Her comment highlighted what I’d been hearing from many women of color nationally; many had difficulty breaking into the industry, and those who did had tremendous challenges progressing to leadership positions. Most I spoke to mentioned that perceptions about their abilities as employees — and particularly as leaders — had hampered their advancement.
And now, sadly, there’s data to back this up.
A new study by Ascend, a nonprofit Pan-Asian organization for business professionals in North America, finds that all racial minority groups face impediments to advancing in technology jobs in the San Francisco Bay Area. The number of black and Latino tech workers in Silicon Valley tech companies has declined between 2007 and 2015. And while Asians are the most likely to get hired, they’re the least likely to advance — particularly if they’re Asian women. Despite a small rise in black executives, the study found the number of black managers dropped 18 percent, with a 13 percent drop in black women in tech overall. Over the period studied, the overall representation of Latinos declined from 5.2 percent to 4.8 percent.
The report’s authors made some specific recommendations to companies looking to truly diversify tech workforces. It stated that company programs should focus on attracting and retaining black, Hispanic and white women with a special emphasis on retaining black women. It also found that programs focused on developing and promoting leaders should target men and women in the black, Hispanic and Asian workforce, with a special emphasis on advancing Hispanic and Asian women.
By all measures, companies aren’t doing enough to prioritize building a workforce that advantages all sectors of the American demographic.

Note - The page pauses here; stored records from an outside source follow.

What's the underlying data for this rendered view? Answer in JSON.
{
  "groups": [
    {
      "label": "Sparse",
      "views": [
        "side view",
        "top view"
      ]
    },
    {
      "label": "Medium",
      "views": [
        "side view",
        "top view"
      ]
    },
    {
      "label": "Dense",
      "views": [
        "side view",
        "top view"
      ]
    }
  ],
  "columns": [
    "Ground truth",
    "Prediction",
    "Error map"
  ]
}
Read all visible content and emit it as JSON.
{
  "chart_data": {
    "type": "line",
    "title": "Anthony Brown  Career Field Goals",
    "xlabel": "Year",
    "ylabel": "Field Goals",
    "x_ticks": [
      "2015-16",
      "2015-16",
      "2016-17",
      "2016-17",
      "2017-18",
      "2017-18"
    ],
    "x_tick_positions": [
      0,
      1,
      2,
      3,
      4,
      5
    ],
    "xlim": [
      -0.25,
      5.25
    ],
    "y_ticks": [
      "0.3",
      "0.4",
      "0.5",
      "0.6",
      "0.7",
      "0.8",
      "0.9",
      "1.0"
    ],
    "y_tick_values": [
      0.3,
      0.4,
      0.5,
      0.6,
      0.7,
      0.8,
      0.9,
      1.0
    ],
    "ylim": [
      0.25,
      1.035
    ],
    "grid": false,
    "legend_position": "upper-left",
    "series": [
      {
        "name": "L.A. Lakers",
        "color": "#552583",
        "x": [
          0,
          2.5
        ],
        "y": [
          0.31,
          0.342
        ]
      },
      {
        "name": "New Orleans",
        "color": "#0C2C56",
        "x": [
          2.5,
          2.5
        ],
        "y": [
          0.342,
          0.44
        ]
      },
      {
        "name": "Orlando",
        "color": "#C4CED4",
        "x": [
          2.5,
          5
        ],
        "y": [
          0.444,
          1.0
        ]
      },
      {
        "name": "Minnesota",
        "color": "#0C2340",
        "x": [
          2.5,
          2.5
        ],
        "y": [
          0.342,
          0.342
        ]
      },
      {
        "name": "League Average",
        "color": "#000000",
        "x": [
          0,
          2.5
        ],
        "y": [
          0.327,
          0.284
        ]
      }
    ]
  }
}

My concern with the blatant disregard for diversity and inclusion among tech employers is twofold. Firstly, people of color are systematically left out of innovative, lucrative industries. Equally important is how the lack of representation means we’re building companies that aren’t as great as they could be if everyone had a seat at the table. Racially diverse companies are 35 percent more likely to financially outperform their industry peers, a McKinsey & Company report found. And the unintended consequences of homogenous teams building technology for diverse populations are pretty grave; artificially intelligent robots and devices associate European or American names with pleasant words, and African American names with unpleasant words. Facial recognition software systems have a significantly easier time recognizing white faces than black ones.
Companies simply need to do better, no excuses.
The lack of diversity in technology is rightly coming under public scrutiny. However, the focus has long been only on gender diversity, which as the recent debacle at Google demonstrates, certainly needs to be urgently looked into. But as new data now proves, the picture is incomplete without a proper investigation into and correction also of how people of color are being hired, retained and advanced within the technology industry.